02 November 2007

Sumber Daya Insani Kristiani & Perempuan

Sumber Daya Insani Kristiani & Perempuan
(Pembinaan Untuk Pemberdayaan Warga Jemaat)



1. Tingkat Keberadaan
Dalam salah satu bukunya, E.F. Schumacher (1977:3) memperbedakan empat tingkat
keberadaan:
1.1. Tingkat keberadaan benda-benda yang tidak hidup, misalnya batu. Keberadaannya
adalah sebagai bahan untuk dimanfaatkan atau secara empiris dapat diteliti.
1.2. Tingkat keberadaan yang didapati pada tanaman hidup. Berbeda dengan tingkat
keberadaan pertama di atas, maka pada tingkat ini terdapat kehidupan.
1.3. Tingkat keberadaan yang didapati pada binatang. Dengan adanya kesadaran pada
binatang, maka keberadaannya berbeda dari tingkat keberadaan tumbuh-
tumbuhan seperti yang telah disinggung di atas.
1.4. Tingkat keberadaan yang keempat didapati pada manusia.
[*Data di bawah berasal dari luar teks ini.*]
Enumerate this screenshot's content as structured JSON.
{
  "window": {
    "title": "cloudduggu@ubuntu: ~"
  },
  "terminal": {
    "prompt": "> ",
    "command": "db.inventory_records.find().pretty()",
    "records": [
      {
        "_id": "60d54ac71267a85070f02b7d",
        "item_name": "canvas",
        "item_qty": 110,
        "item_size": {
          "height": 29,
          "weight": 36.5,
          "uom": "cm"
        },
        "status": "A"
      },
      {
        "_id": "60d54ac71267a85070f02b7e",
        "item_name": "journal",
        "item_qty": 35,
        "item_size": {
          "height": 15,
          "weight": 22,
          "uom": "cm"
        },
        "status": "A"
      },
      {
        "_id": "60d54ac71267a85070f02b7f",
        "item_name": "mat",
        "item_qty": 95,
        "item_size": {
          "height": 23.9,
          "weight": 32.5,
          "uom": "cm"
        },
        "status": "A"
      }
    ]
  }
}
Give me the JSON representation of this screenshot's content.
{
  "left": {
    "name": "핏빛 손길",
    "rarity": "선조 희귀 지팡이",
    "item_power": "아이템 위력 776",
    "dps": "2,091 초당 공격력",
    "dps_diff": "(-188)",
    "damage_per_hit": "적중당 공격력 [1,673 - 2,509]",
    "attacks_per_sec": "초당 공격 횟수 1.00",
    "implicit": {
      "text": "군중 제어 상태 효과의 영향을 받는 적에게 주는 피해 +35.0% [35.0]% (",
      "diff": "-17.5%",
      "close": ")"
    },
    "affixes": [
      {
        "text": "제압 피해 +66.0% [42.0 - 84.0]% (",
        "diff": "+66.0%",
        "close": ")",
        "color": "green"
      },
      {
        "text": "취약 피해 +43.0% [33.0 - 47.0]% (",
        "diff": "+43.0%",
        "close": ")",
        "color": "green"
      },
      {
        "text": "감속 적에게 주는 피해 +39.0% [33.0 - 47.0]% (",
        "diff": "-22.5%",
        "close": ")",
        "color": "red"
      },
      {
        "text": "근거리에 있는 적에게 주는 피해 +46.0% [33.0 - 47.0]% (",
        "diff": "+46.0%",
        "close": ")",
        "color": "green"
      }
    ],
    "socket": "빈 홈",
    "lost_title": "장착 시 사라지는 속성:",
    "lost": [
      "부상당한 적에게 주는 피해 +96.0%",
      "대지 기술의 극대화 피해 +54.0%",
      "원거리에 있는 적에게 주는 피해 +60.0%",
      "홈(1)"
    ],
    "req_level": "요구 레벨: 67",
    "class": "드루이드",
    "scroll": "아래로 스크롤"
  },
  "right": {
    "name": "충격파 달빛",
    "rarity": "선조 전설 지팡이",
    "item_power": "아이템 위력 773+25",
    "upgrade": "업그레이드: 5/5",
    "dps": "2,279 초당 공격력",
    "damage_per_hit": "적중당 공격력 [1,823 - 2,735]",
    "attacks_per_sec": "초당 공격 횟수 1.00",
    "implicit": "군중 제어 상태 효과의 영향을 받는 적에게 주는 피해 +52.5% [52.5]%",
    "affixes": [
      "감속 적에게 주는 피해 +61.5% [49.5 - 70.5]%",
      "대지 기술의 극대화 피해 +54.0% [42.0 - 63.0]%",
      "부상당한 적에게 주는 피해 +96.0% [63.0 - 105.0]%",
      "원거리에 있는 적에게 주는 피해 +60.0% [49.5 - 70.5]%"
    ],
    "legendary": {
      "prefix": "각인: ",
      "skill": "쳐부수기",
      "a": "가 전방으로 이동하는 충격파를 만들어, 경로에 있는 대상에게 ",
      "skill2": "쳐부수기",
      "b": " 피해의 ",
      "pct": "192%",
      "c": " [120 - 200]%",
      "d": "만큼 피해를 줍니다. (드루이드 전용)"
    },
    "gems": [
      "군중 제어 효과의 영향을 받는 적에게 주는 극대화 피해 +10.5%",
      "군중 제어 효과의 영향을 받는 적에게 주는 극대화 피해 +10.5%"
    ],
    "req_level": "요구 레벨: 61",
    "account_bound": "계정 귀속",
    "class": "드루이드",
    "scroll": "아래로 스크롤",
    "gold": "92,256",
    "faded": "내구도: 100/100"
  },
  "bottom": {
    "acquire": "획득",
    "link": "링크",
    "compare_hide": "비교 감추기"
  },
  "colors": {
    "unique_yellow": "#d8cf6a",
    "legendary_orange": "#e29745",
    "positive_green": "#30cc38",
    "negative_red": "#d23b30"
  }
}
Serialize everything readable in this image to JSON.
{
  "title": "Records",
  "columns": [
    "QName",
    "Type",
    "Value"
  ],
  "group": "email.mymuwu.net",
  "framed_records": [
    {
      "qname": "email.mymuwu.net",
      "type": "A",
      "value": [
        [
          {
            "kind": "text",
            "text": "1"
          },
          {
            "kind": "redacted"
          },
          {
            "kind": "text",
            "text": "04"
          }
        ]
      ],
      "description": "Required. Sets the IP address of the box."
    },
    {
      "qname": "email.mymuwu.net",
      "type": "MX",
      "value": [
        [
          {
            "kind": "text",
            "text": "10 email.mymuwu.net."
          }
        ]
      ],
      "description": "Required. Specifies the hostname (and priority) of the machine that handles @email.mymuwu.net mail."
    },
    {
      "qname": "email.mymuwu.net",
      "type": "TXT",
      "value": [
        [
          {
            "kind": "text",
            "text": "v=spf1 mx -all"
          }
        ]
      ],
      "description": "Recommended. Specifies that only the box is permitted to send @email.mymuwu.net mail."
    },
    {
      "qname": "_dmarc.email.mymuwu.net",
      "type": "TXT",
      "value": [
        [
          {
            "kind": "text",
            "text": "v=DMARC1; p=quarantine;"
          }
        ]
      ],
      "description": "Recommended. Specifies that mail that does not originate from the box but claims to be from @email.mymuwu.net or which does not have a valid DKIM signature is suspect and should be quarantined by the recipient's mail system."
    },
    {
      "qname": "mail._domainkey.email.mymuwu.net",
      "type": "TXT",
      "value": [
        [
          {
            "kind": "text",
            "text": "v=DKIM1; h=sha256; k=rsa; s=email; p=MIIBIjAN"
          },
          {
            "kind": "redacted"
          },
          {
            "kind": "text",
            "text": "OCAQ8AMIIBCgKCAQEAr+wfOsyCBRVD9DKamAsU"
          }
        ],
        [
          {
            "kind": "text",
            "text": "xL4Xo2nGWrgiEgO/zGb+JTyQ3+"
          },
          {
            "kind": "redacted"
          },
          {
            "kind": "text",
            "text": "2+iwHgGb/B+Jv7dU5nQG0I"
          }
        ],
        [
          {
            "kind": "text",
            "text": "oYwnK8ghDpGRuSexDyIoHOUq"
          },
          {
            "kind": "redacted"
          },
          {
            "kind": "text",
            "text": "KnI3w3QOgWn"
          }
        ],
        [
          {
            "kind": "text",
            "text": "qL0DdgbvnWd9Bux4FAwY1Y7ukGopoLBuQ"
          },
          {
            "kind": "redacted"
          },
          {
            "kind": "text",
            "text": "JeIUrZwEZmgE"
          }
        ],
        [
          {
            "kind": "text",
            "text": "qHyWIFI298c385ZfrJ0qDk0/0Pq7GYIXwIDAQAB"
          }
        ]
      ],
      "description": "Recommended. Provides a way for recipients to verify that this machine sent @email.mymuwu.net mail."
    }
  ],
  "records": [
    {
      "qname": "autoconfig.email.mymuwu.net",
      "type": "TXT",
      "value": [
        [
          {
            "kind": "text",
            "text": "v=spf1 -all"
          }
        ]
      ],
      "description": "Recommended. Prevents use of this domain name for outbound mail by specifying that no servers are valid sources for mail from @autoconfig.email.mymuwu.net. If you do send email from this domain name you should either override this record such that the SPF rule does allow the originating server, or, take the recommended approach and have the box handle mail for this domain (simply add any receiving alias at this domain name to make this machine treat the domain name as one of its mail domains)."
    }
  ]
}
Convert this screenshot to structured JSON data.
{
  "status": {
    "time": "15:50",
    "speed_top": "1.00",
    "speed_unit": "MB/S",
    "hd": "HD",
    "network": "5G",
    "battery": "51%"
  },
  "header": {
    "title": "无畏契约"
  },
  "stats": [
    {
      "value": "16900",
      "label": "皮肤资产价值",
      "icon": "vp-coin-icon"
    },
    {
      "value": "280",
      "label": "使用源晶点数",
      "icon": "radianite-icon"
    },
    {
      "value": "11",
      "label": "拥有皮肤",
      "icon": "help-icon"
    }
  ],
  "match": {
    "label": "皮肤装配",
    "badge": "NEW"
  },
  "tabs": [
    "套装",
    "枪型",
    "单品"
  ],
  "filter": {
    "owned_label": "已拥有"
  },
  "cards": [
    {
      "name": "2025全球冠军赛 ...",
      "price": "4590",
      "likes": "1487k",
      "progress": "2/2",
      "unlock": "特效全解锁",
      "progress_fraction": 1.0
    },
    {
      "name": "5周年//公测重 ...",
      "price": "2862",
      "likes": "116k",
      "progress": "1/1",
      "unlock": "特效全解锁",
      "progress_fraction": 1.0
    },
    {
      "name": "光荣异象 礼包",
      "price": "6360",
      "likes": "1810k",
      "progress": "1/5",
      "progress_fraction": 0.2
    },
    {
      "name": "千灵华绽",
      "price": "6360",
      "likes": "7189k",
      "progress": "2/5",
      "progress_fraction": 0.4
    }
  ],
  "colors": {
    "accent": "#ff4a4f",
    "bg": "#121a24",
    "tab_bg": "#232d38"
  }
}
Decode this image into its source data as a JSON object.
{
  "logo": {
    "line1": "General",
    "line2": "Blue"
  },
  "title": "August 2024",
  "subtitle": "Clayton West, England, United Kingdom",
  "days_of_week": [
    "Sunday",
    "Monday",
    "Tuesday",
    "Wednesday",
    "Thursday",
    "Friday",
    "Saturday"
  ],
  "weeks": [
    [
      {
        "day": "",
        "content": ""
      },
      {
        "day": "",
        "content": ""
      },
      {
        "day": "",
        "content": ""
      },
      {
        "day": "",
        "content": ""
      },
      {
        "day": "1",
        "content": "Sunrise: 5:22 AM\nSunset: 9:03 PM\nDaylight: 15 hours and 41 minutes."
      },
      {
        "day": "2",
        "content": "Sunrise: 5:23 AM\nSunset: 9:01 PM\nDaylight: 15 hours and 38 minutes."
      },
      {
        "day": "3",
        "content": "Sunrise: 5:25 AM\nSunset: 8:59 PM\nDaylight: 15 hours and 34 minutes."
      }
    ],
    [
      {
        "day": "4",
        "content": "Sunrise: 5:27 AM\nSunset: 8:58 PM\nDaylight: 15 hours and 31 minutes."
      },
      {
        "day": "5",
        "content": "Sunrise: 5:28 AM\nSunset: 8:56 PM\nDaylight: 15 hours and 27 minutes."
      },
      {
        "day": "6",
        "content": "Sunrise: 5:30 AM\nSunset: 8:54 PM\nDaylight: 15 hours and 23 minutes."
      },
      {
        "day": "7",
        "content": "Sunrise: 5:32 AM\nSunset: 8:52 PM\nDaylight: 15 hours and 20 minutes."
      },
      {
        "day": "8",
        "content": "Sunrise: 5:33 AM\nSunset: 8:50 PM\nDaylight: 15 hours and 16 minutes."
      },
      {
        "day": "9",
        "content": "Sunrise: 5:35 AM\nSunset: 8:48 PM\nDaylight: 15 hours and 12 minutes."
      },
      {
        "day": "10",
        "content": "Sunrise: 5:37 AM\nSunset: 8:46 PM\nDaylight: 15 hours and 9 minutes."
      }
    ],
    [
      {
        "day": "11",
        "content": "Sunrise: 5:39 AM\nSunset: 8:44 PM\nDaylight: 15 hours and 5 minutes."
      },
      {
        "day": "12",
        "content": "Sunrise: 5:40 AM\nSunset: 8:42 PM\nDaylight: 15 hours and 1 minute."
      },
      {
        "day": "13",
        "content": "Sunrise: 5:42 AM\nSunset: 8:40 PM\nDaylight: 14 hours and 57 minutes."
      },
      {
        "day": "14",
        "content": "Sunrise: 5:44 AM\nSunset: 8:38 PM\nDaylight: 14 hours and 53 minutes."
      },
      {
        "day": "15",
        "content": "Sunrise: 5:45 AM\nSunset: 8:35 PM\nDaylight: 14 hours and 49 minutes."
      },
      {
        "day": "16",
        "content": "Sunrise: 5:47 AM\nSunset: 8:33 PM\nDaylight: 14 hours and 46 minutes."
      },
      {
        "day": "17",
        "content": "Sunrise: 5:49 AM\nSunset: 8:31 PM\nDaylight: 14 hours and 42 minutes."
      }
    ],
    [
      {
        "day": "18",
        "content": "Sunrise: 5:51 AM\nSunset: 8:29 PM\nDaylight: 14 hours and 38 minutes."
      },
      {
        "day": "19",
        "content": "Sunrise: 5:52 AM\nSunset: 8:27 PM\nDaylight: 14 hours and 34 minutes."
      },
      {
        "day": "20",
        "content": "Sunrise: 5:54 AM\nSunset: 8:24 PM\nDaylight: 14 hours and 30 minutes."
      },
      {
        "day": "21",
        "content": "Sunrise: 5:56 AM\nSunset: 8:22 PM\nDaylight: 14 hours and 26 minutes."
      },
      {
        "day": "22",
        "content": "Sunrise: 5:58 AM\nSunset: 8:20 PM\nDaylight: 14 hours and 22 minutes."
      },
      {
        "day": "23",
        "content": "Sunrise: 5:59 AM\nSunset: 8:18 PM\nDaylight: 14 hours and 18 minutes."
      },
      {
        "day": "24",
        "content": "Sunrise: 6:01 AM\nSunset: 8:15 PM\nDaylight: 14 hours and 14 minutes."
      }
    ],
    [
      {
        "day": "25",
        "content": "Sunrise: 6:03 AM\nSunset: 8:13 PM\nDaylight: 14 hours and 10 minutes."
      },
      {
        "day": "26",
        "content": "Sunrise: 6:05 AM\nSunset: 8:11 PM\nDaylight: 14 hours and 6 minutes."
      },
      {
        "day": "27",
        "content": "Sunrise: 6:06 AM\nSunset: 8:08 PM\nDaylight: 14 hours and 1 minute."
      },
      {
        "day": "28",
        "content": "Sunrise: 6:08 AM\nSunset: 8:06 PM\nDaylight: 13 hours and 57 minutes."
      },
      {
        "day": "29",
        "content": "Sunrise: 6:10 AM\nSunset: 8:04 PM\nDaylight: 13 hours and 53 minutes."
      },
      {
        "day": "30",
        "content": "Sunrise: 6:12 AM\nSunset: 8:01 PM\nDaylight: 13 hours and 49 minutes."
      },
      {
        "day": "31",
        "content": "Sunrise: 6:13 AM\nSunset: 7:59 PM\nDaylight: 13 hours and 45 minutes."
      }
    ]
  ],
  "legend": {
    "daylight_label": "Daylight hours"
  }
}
Perbedaan manusia
dari binatang ialah adanya kesadaran diri pada manusia. Manusia mampu
menyadari bahwa ia berpikir dan bisa mengatur pikirannya demi suatu tujuan.


Perbedaan tingkat keberadaan yang disebutkan di atas dapat dirangkumkan sbb.:
1.1. B a h a n.
1.2. Bahan + Kehidupan.
1.3. Bahan + Kehidupan + Kesadaran.
1.4. Bahan + Kehidupan + Kesadaran + Kesadaran Diri.
Seperti yang telah disinggung di atas, hanyalah bahan yang dapat diteliti secara empiris. Sedangkan kehidupan dan kesadaran dapat diselidiki oleh, antara lain, ilmu alam dan kimia. Namun berkata bahwa kehidupan adalah sekedar kombinasi atom-atom, itu sama dengan mengatakan bahwa “sajak cuma suatu kombinasi huruf-huruf” (Brownlee, 1993: 178)
Yang perlu diperhatikan ialah bahwa pada setiap tingkat terdapat peningkatan dari ke-pasif-an ke ke-aktif-an, juga dari ke-harus-an ke ke-bebas-an. Salah satu sumber pemahaman tentang “sumber daya insani” berasal dari pemahaman tingkat keberadaan tadi. Tentu perlu disadari bahwa manusia pun tidaklah sama sekali bebas dari ke-pasif-an dan ke-harus-an.

2. Arti Kemanusian
Apakah arti kemanusiaan itu? Jawabannya dapat dirangkumkan ke dalam tiga
unsur pokok (Brownlee, 1993:128f ):
2.1. Manusia adalah makhluk hidup yang kreatif dan berdaya. Pada penciptaan ia
diberi kuasa dan tanggung jawab atas alam (cf. Kej 1:28). Manusia memiliki
kemampuan untuk mejadi subjek perbuatan-perbuatannya, dan bukan sekedar
objek. Ini merupakan landasan lain untuk pengertian “sumber daya insani”.
Karena itu pembangunan haruslah memungkinkan orang mengembangkan
kemampuan dan keberdayaannya untuk berdikari.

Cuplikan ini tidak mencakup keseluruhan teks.